Revenue generation into the Road Fund has recorded the highest figure in the past six years, the Minister of Roads and Highways, Alhaji Inusah Fuseini, has said.
He said while the total revenue accruing into the fund increased from GH¢191 million in 2010 to GH¢323.98 million in 2015, a total of GH¢627.4 million was generated into it between January and June this year.
Addressing the media at the Meet-the-Press series in Accra yesterday, Alhaji Fuseini attributed the significant increase to the enactment of the Energy Sector Levies Act 2016, Act 899 which resulted in the revision in the fuel levy.
He said the government had projected to generate a total amount of GH¢1.2 billion into the fund by the end of the year.
The Road Fund was established in 1997 by Act 536, to provide a secure source of funding to finance routine maintenance, periodic maintenance and rehabilitation of public roads.
This year, Parliament passed the Road Fund (Amendment) Act, Act 909 to give the fund a corporate status.
Revenue into the fund are derived from levies on petrol and diesel as determined by Cabinet with the approval of Parliament, bridge, ferry and road tolls collected by the Ghana Highway Authority, vehicle licence and inspection fees by the DVLA, international transit fees collected from foreign vehicles entering the country, and monies borrowed or raised from banks and financial institutions in consultation with the Minister of Finance.
The funds from these sources are pooled into one basket from where the government draws money, to maintain roads in the country.
Alhaji Fuseini appealed to all road users to comply with the payment of the approved tolls and levies in order to ensure that adequate revenue was generated for road maintenance.
“It must be noted that the penalty for not paying any of these instruments, especially the road, bridge, and ferry tolls is 1,000 times what road users were supposed to have paid”.
“Unannounced spot checks would be conducted with the law enforcement agencies at various toll points to ensure that the stipulated amounts are being paid by the general public,” he said.
Touching on the allocations of the fund, he said a total of GH¢1,056 billion, representing 88 per cent of the projected revenue, went to the three road agencies, that is, the Ghana Highway Authority, Department of Feeder Roads, and the Department of Urban Roads.
The agencies, he said, used the amount primarily to undertake routine and periodic maintenance works for 2016 and to settle outstanding indebtedness.
“Funds have been allocated towards toll operations, safety activities by the National Road Safety Commission (NRSC) and the DVLA, operations of the Secretariat and Emergency Works.
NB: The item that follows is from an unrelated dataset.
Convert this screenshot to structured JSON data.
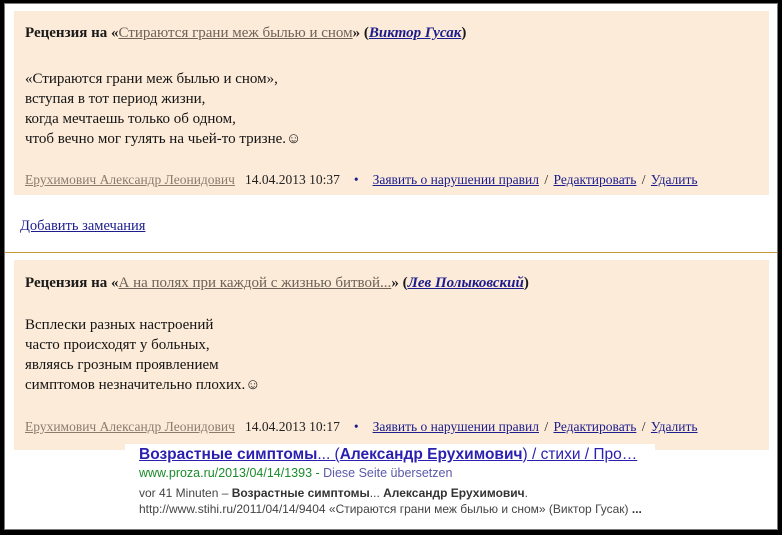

The Fund also allocated GH¢1 million towards equipping the Ghana Police Service to improve road safety enforcement activities,” he said.
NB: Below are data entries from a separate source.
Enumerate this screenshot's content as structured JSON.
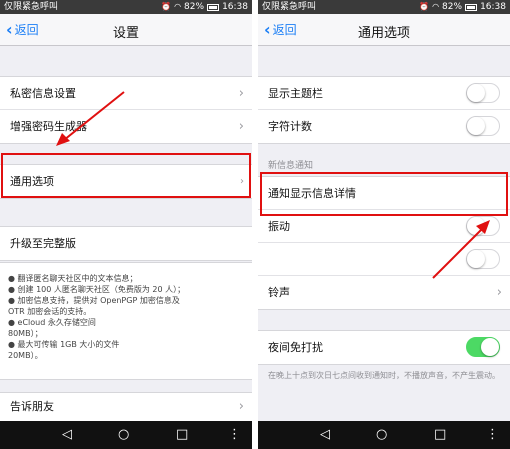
{
  "status_bar": {
    "carrier": "仅限紧急呼叫",
    "battery": "82%",
    "time": "16:38"
  },
  "left_screen": {
    "back_label": "返回",
    "title": "设置",
    "rows_group1": [
      "私密信息设置",
      "增强密码生成器"
    ],
    "highlighted_row": "通用选项",
    "upgrade_title": "升级至完整版",
    "upgrade_bullets": [
      "● 翻译匿名聊天社区中的文本信息；",
      "● 创建 100 人匿名聊天社区（免费版为 20 人）；",
      "● 加密信息支持，提供对 OpenPGP 加密信息及",
      "OTR 加密会话的支持。",
      "● eCloud 永久存储空间",
      "80MB）；",
      "● 最大可传输 1GB 大小的文件",
      "20MB）。"
    ],
    "bottom_row": "告诉朋友"
  },
  "right_screen": {
    "back_label": "返回",
    "title": "通用选项",
    "rows_group1": [
      "显示主题栏",
      "字符计数"
    ],
    "section_label": "新信息通知",
    "highlighted_row": "通知显示信息详情",
    "vibrate_row": "振动",
    "ringtone_row": "铃声",
    "night_row": "夜间免打扰",
    "night_note": "在晚上十点到次日七点间收到通知时，不播放声音，不产生震动。"
  },
  "toggles": {
    "show_theme_bar": false,
    "char_count": false,
    "notification_detail": false,
    "vibrate": false,
    "unnamed_toggle": false,
    "night_mode": true
  },
  "softkeys": {
    "back": "◁",
    "home": "○",
    "recents": "□",
    "menu": "⋮"
  },
  "colors": {
    "highlight": "#e01010",
    "accent": "#1a7ef5",
    "toggle_on": "#4cd964"
  },
  "icons": [
    "back-chevron-icon",
    "chevron-right-icon",
    "wifi-icon",
    "battery-icon",
    "alarm-icon"
  ]
}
The minister indicated that a total of GH¢618 million had been disbursed for maintenance works and activities of the beneficiary agencies between January and June 2016.
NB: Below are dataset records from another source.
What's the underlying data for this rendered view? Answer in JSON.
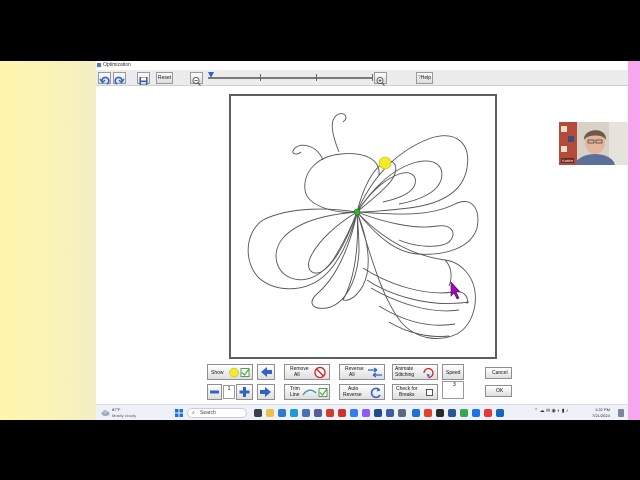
{
  "window": {
    "title": "Optimization"
  },
  "toolbar": {
    "reset_label": "Reset",
    "help_label": "Help"
  },
  "bottom_panel": {
    "show_label": "Show",
    "remove_all_line1": "Remove",
    "remove_all_line2": "All",
    "reverse_all_line1": "Reverse",
    "reverse_all_line2": "All",
    "animate_line1": "Animate",
    "animate_line2": "Stitching",
    "speed_label": "Speed",
    "cancel_label": "Cancel",
    "stepper_value": "1",
    "trim_line1": "Trim",
    "trim_line2": "Line",
    "auto_reverse_line1": "Auto",
    "auto_reverse_line2": "Reverse",
    "check_breaks_line1": "Check for",
    "check_breaks_line2": "Breaks",
    "breaks_value": "3",
    "ok_label": "OK"
  },
  "taskbar": {
    "weather_temp": "87°F",
    "weather_desc": "Mostly cloudy",
    "search_placeholder": "Search",
    "time": "1:22 PM",
    "date": "7/21/2024"
  },
  "webcam": {
    "name": "Kathie"
  },
  "colors": {
    "accent": "#2f63c7",
    "start_marker": "#f3ea2a",
    "end_marker": "#2fb52a",
    "cursor": "#b000c8"
  }
}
“The fund carried an indebtedness of GH¢336.14 million into the year 2016 which were mainly outstanding payments for works executed by road contractors. The total indebtedness to mostly local contractors for work done as at June 30, 2016 is about GH¢342 million,” he said.
He noted therefore that recent increases in revenue to the fund would not yield an immediate impact on the condition not the road network as significant portion of the inflows would be used to settle debts to road contractors.
That, he said, would provide the assurance of consistency of maintenance work which would eventually lead to improved condition of the network.